A piece of metal of heat capacity 500 J/K assumed to be independent of temperature is at 500 K. The metal piece is cooled to 300K in two steps: it is first plunged into a liquid bath at 400 K. After cooling it is plunged into a colder liquid bath at 300 K. The metal piece is then heated to 500 K in two steps: it is plunged into a liquid bath at 400 K first and then into a liquid bath at 500 K. During the cooling-heating process, the metal piece and the liquid baths gain or lose entropy. The total change in entropy of the system (the metal piece and the liquid baths) is
1. 1500 ln (5/3)J/K
2. Zero
3. –200 J/K
4. +200J/K

Homework Equations

Delta S = Delta Q / T

The Attempt at a Solution

Don't get one of the options provided.

Please help.

 

[Mapes]

Hi shally, welcome to PF. I suspect there's an error in the question or the answers. Did you get 66.7 J/K?

 

[shally]

Thank you for your effort. My ans. was -66.7 J/K.

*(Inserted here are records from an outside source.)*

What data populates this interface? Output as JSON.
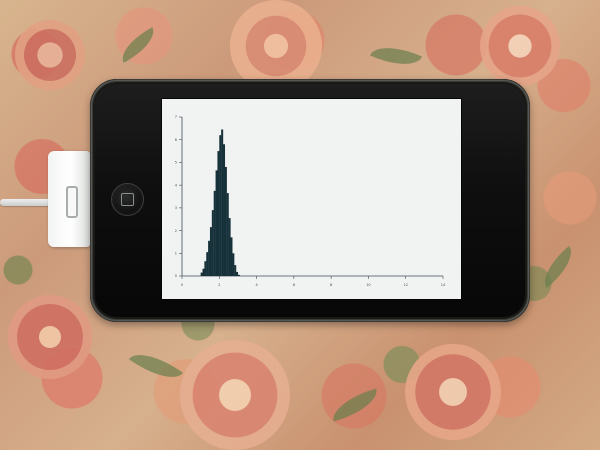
{
  "scene": {
    "background": "floral-fabric",
    "device": "portable-media-player",
    "screen_content": "histogram"
  },
  "colors": {
    "screen_background": "#f1f2f2",
    "histogram_fill": "#17313a",
    "axis": "#3e4d55",
    "device_body": "#090909",
    "fabric_base": "#d3aa84"
  },
  "chart_data": {
    "type": "bar",
    "categories": [
      1.05,
      1.15,
      1.25,
      1.35,
      1.45,
      1.55,
      1.65,
      1.75,
      1.85,
      1.95,
      2.05,
      2.15,
      2.25,
      2.35,
      2.45,
      2.55,
      2.65,
      2.75,
      2.85,
      2.95,
      3.05
    ],
    "values": [
      0.15,
      0.32,
      0.65,
      1.05,
      1.55,
      2.15,
      2.9,
      3.75,
      4.65,
      5.5,
      6.2,
      6.45,
      5.8,
      4.8,
      3.65,
      2.55,
      1.7,
      1.0,
      0.48,
      0.18,
      0.05
    ],
    "title": "",
    "xlabel": "",
    "ylabel": "",
    "xlim": [
      0,
      14
    ],
    "ylim": [
      0,
      7
    ],
    "xticks": [
      0,
      2,
      4,
      6,
      8,
      10,
      12,
      14
    ],
    "yticks": [
      0,
      1,
      2,
      3,
      4,
      5,
      6,
      7
    ],
    "grid": false,
    "legend": "none"
  }
}
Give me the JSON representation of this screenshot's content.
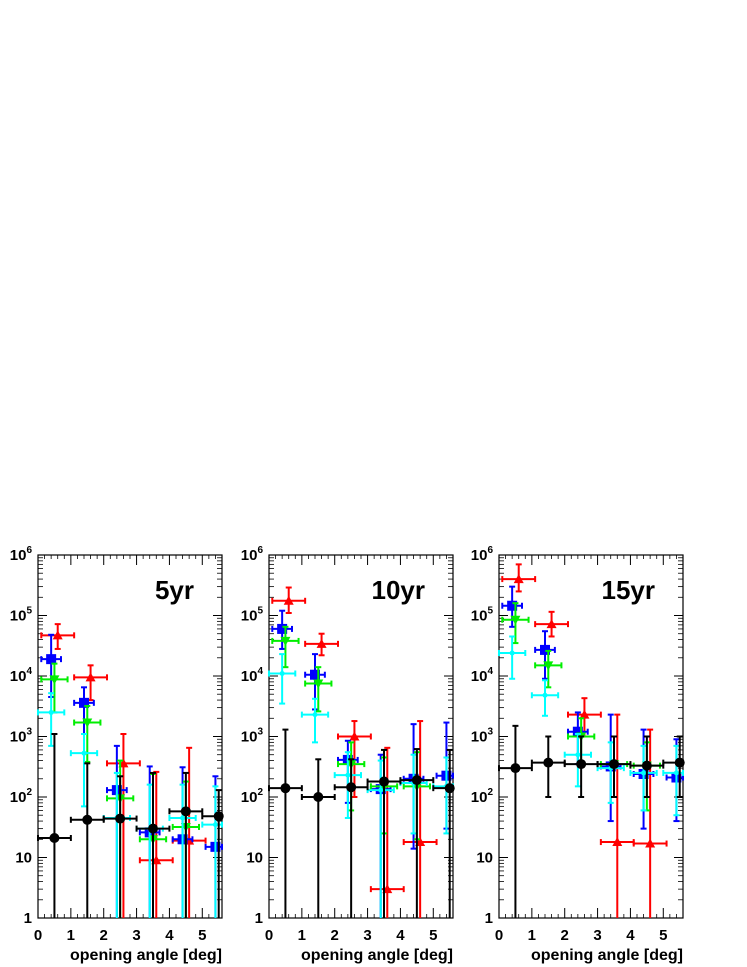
{
  "chart_data": [
    {
      "type": "scatter",
      "title": "5yr",
      "xlabel": "opening angle [deg]",
      "ylabel": "",
      "xlim": [
        0,
        5.6
      ],
      "ylim": [
        1,
        1000000
      ],
      "yscale": "log",
      "xticks": [
        "0",
        "1",
        "2",
        "3",
        "4",
        "5"
      ],
      "yticks": [
        {
          "base": "1",
          "exp": ""
        },
        {
          "base": "10",
          "exp": ""
        },
        {
          "base": "10",
          "exp": "2"
        },
        {
          "base": "10",
          "exp": "3"
        },
        {
          "base": "10",
          "exp": "4"
        },
        {
          "base": "10",
          "exp": "5"
        },
        {
          "base": "10",
          "exp": "6"
        }
      ],
      "series": [
        {
          "color": "#ff0000",
          "marker": "triangle",
          "points": [
            {
              "x": 0.6,
              "xerr": 0.5,
              "y": 47000,
              "ylo": 28000,
              "yhi": 72000
            },
            {
              "x": 1.6,
              "xerr": 0.5,
              "y": 9500,
              "ylo": 4000,
              "yhi": 15000
            },
            {
              "x": 2.6,
              "xerr": 0.5,
              "y": 360,
              "ylo": 1,
              "yhi": 1100
            },
            {
              "x": 3.6,
              "xerr": 0.5,
              "y": 9,
              "ylo": 1,
              "yhi": 260
            },
            {
              "x": 4.6,
              "xerr": 0.5,
              "y": 19,
              "ylo": 1,
              "yhi": 650
            }
          ]
        },
        {
          "color": "#0000ff",
          "marker": "square",
          "points": [
            {
              "x": 0.4,
              "xerr": 0.3,
              "y": 19000,
              "ylo": 4500,
              "yhi": 48000
            },
            {
              "x": 1.4,
              "xerr": 0.3,
              "y": 3600,
              "ylo": 1100,
              "yhi": 6500
            },
            {
              "x": 2.4,
              "xerr": 0.3,
              "y": 130,
              "ylo": 1,
              "yhi": 700
            },
            {
              "x": 3.4,
              "xerr": 0.3,
              "y": 26,
              "ylo": 1,
              "yhi": 320
            },
            {
              "x": 4.4,
              "xerr": 0.3,
              "y": 20,
              "ylo": 1,
              "yhi": 310
            },
            {
              "x": 5.4,
              "xerr": 0.3,
              "y": 15,
              "ylo": 1,
              "yhi": 220
            }
          ]
        },
        {
          "color": "#00ee00",
          "marker": "inverted-triangle",
          "points": [
            {
              "x": 0.5,
              "xerr": 0.4,
              "y": 8800,
              "ylo": 2500,
              "yhi": 16000
            },
            {
              "x": 1.5,
              "xerr": 0.4,
              "y": 1700,
              "ylo": 380,
              "yhi": 3200
            },
            {
              "x": 2.5,
              "xerr": 0.4,
              "y": 95,
              "ylo": 1,
              "yhi": 400
            },
            {
              "x": 3.5,
              "xerr": 0.4,
              "y": 20,
              "ylo": 1,
              "yhi": 240
            },
            {
              "x": 4.5,
              "xerr": 0.4,
              "y": 32,
              "ylo": 1,
              "yhi": 180
            }
          ]
        },
        {
          "color": "#00ffff",
          "marker": "cross",
          "points": [
            {
              "x": 0.4,
              "xerr": 0.4,
              "y": 2500,
              "ylo": 700,
              "yhi": 5200
            },
            {
              "x": 1.4,
              "xerr": 0.4,
              "y": 530,
              "ylo": 70,
              "yhi": 1100
            },
            {
              "x": 2.4,
              "xerr": 0.4,
              "y": 45,
              "ylo": 1,
              "yhi": 250
            },
            {
              "x": 3.4,
              "xerr": 0.4,
              "y": 30,
              "ylo": 1,
              "yhi": 160
            },
            {
              "x": 4.4,
              "xerr": 0.4,
              "y": 45,
              "ylo": 1,
              "yhi": 160
            },
            {
              "x": 5.4,
              "xerr": 0.4,
              "y": 35,
              "ylo": 1,
              "yhi": 150
            }
          ]
        },
        {
          "color": "#000000",
          "marker": "circle",
          "points": [
            {
              "x": 0.5,
              "xerr": 0.5,
              "y": 21,
              "ylo": 1,
              "yhi": 1100
            },
            {
              "x": 1.5,
              "xerr": 0.5,
              "y": 42,
              "ylo": 1,
              "yhi": 360
            },
            {
              "x": 2.5,
              "xerr": 0.5,
              "y": 44,
              "ylo": 1,
              "yhi": 220
            },
            {
              "x": 3.5,
              "xerr": 0.5,
              "y": 30,
              "ylo": 1,
              "yhi": 250
            },
            {
              "x": 4.5,
              "xerr": 0.5,
              "y": 58,
              "ylo": 1,
              "yhi": 250
            },
            {
              "x": 5.5,
              "xerr": 0.5,
              "y": 48,
              "ylo": 1,
              "yhi": 130
            }
          ]
        }
      ]
    },
    {
      "type": "scatter",
      "title": "10yr",
      "xlabel": "opening angle [deg]",
      "ylabel": "",
      "xlim": [
        0,
        5.6
      ],
      "ylim": [
        1,
        1000000
      ],
      "yscale": "log",
      "xticks": [
        "0",
        "1",
        "2",
        "3",
        "4",
        "5"
      ],
      "yticks": [
        {
          "base": "1",
          "exp": ""
        },
        {
          "base": "10",
          "exp": ""
        },
        {
          "base": "10",
          "exp": "2"
        },
        {
          "base": "10",
          "exp": "3"
        },
        {
          "base": "10",
          "exp": "4"
        },
        {
          "base": "10",
          "exp": "5"
        },
        {
          "base": "10",
          "exp": "6"
        }
      ],
      "series": [
        {
          "color": "#ff0000",
          "marker": "triangle",
          "points": [
            {
              "x": 0.6,
              "xerr": 0.5,
              "y": 175000,
              "ylo": 110000,
              "yhi": 290000
            },
            {
              "x": 1.6,
              "xerr": 0.5,
              "y": 34000,
              "ylo": 22000,
              "yhi": 50000
            },
            {
              "x": 2.6,
              "xerr": 0.5,
              "y": 1000,
              "ylo": 100,
              "yhi": 1800
            },
            {
              "x": 3.6,
              "xerr": 0.5,
              "y": 3,
              "ylo": 1,
              "yhi": 650
            },
            {
              "x": 4.6,
              "xerr": 0.5,
              "y": 18,
              "ylo": 1,
              "yhi": 1800
            }
          ]
        },
        {
          "color": "#0000ff",
          "marker": "square",
          "points": [
            {
              "x": 0.4,
              "xerr": 0.3,
              "y": 60000,
              "ylo": 28000,
              "yhi": 120000
            },
            {
              "x": 1.4,
              "xerr": 0.3,
              "y": 10500,
              "ylo": 2800,
              "yhi": 23000
            },
            {
              "x": 2.4,
              "xerr": 0.3,
              "y": 410,
              "ylo": 80,
              "yhi": 850
            },
            {
              "x": 3.4,
              "xerr": 0.3,
              "y": 135,
              "ylo": 1,
              "yhi": 500
            },
            {
              "x": 4.4,
              "xerr": 0.3,
              "y": 200,
              "ylo": 14,
              "yhi": 1600
            },
            {
              "x": 5.4,
              "xerr": 0.3,
              "y": 225,
              "ylo": 30,
              "yhi": 1700
            }
          ]
        },
        {
          "color": "#00ee00",
          "marker": "inverted-triangle",
          "points": [
            {
              "x": 0.5,
              "xerr": 0.4,
              "y": 38000,
              "ylo": 14000,
              "yhi": 65000
            },
            {
              "x": 1.5,
              "xerr": 0.4,
              "y": 7500,
              "ylo": 2600,
              "yhi": 14000
            },
            {
              "x": 2.5,
              "xerr": 0.4,
              "y": 350,
              "ylo": 60,
              "yhi": 800
            },
            {
              "x": 3.5,
              "xerr": 0.4,
              "y": 150,
              "ylo": 25,
              "yhi": 450
            },
            {
              "x": 4.5,
              "xerr": 0.4,
              "y": 150,
              "ylo": 20,
              "yhi": 550
            }
          ]
        },
        {
          "color": "#00ffff",
          "marker": "cross",
          "points": [
            {
              "x": 0.4,
              "xerr": 0.4,
              "y": 11000,
              "ylo": 3500,
              "yhi": 23000
            },
            {
              "x": 1.4,
              "xerr": 0.4,
              "y": 2300,
              "ylo": 800,
              "yhi": 4200
            },
            {
              "x": 2.4,
              "xerr": 0.4,
              "y": 230,
              "ylo": 45,
              "yhi": 550
            },
            {
              "x": 3.4,
              "xerr": 0.4,
              "y": 130,
              "ylo": 1,
              "yhi": 400
            },
            {
              "x": 4.4,
              "xerr": 0.4,
              "y": 170,
              "ylo": 25,
              "yhi": 500
            },
            {
              "x": 5.4,
              "xerr": 0.4,
              "y": 150,
              "ylo": 25,
              "yhi": 450
            }
          ]
        },
        {
          "color": "#000000",
          "marker": "circle",
          "points": [
            {
              "x": 0.5,
              "xerr": 0.5,
              "y": 140,
              "ylo": 1,
              "yhi": 1300
            },
            {
              "x": 1.5,
              "xerr": 0.5,
              "y": 100,
              "ylo": 1,
              "yhi": 420
            },
            {
              "x": 2.5,
              "xerr": 0.5,
              "y": 145,
              "ylo": 1,
              "yhi": 420
            },
            {
              "x": 3.5,
              "xerr": 0.5,
              "y": 180,
              "ylo": 1,
              "yhi": 600
            },
            {
              "x": 4.5,
              "xerr": 0.5,
              "y": 190,
              "ylo": 1,
              "yhi": 620
            },
            {
              "x": 5.5,
              "xerr": 0.5,
              "y": 140,
              "ylo": 1,
              "yhi": 600
            }
          ]
        }
      ]
    },
    {
      "type": "scatter",
      "title": "15yr",
      "xlabel": "opening angle [deg]",
      "ylabel": "",
      "xlim": [
        0,
        5.6
      ],
      "ylim": [
        1,
        1000000
      ],
      "yscale": "log",
      "xticks": [
        "0",
        "1",
        "2",
        "3",
        "4",
        "5"
      ],
      "yticks": [
        {
          "base": "1",
          "exp": ""
        },
        {
          "base": "10",
          "exp": ""
        },
        {
          "base": "10",
          "exp": "2"
        },
        {
          "base": "10",
          "exp": "3"
        },
        {
          "base": "10",
          "exp": "4"
        },
        {
          "base": "10",
          "exp": "5"
        },
        {
          "base": "10",
          "exp": "6"
        }
      ],
      "series": [
        {
          "color": "#ff0000",
          "marker": "triangle",
          "points": [
            {
              "x": 0.6,
              "xerr": 0.5,
              "y": 400000,
              "ylo": 250000,
              "yhi": 700000
            },
            {
              "x": 1.6,
              "xerr": 0.5,
              "y": 72000,
              "ylo": 45000,
              "yhi": 115000
            },
            {
              "x": 2.6,
              "xerr": 0.5,
              "y": 2300,
              "ylo": 1000,
              "yhi": 4300
            },
            {
              "x": 3.6,
              "xerr": 0.5,
              "y": 18,
              "ylo": 1,
              "yhi": 2300
            },
            {
              "x": 4.6,
              "xerr": 0.5,
              "y": 17,
              "ylo": 1,
              "yhi": 1300
            }
          ]
        },
        {
          "color": "#0000ff",
          "marker": "square",
          "points": [
            {
              "x": 0.4,
              "xerr": 0.3,
              "y": 145000,
              "ylo": 65000,
              "yhi": 300000
            },
            {
              "x": 1.4,
              "xerr": 0.3,
              "y": 27000,
              "ylo": 9000,
              "yhi": 55000
            },
            {
              "x": 2.4,
              "xerr": 0.3,
              "y": 1200,
              "ylo": 350,
              "yhi": 2500
            },
            {
              "x": 3.4,
              "xerr": 0.3,
              "y": 320,
              "ylo": 40,
              "yhi": 2300
            },
            {
              "x": 4.4,
              "xerr": 0.3,
              "y": 240,
              "ylo": 30,
              "yhi": 1300
            },
            {
              "x": 5.4,
              "xerr": 0.3,
              "y": 210,
              "ylo": 40,
              "yhi": 900
            }
          ]
        },
        {
          "color": "#00ee00",
          "marker": "inverted-triangle",
          "points": [
            {
              "x": 0.5,
              "xerr": 0.4,
              "y": 85000,
              "ylo": 35000,
              "yhi": 160000
            },
            {
              "x": 1.5,
              "xerr": 0.4,
              "y": 15000,
              "ylo": 6500,
              "yhi": 26000
            },
            {
              "x": 2.5,
              "xerr": 0.4,
              "y": 1000,
              "ylo": 350,
              "yhi": 2000
            },
            {
              "x": 3.5,
              "xerr": 0.4,
              "y": 350,
              "ylo": 100,
              "yhi": 1000
            },
            {
              "x": 4.5,
              "xerr": 0.4,
              "y": 330,
              "ylo": 60,
              "yhi": 800
            }
          ]
        },
        {
          "color": "#00ffff",
          "marker": "cross",
          "points": [
            {
              "x": 0.4,
              "xerr": 0.4,
              "y": 24000,
              "ylo": 9000,
              "yhi": 45000
            },
            {
              "x": 1.4,
              "xerr": 0.4,
              "y": 4800,
              "ylo": 2200,
              "yhi": 8500
            },
            {
              "x": 2.4,
              "xerr": 0.4,
              "y": 500,
              "ylo": 150,
              "yhi": 1100
            },
            {
              "x": 3.4,
              "xerr": 0.4,
              "y": 300,
              "ylo": 80,
              "yhi": 800
            },
            {
              "x": 4.4,
              "xerr": 0.4,
              "y": 250,
              "ylo": 60,
              "yhi": 700
            },
            {
              "x": 5.4,
              "xerr": 0.4,
              "y": 250,
              "ylo": 50,
              "yhi": 700
            }
          ]
        },
        {
          "color": "#000000",
          "marker": "circle",
          "points": [
            {
              "x": 0.5,
              "xerr": 0.5,
              "y": 300,
              "ylo": 1,
              "yhi": 1500
            },
            {
              "x": 1.5,
              "xerr": 0.5,
              "y": 370,
              "ylo": 100,
              "yhi": 1000
            },
            {
              "x": 2.5,
              "xerr": 0.5,
              "y": 350,
              "ylo": 100,
              "yhi": 1000
            },
            {
              "x": 3.5,
              "xerr": 0.5,
              "y": 350,
              "ylo": 100,
              "yhi": 1000
            },
            {
              "x": 4.5,
              "xerr": 0.5,
              "y": 330,
              "ylo": 100,
              "yhi": 1000
            },
            {
              "x": 5.5,
              "xerr": 0.5,
              "y": 370,
              "ylo": 100,
              "yhi": 1000
            }
          ]
        }
      ]
    }
  ]
}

I used the formula Delta S = Delta Q/T

Delta S = 500 (-100/400 -100/300 + 100/400 +100/500) = -200/3 J/K = -66.7J/K

 

[Mapes]

So the entropy of the entire system decreases? This would be quite unusual.

 

[D_Tr]

Hi Shally, I think you got the signs wrong and Mapes is correct. Because in the two first terms, the heat goes TO the baths and in the two last terms the heat goes FROM the baths to the metal, so the first 2 terms should be + and the two last should be -. I am also getting 66.7 J/K, since the total entropy change of the metal is zero and we only have the heat flows to/from the baths...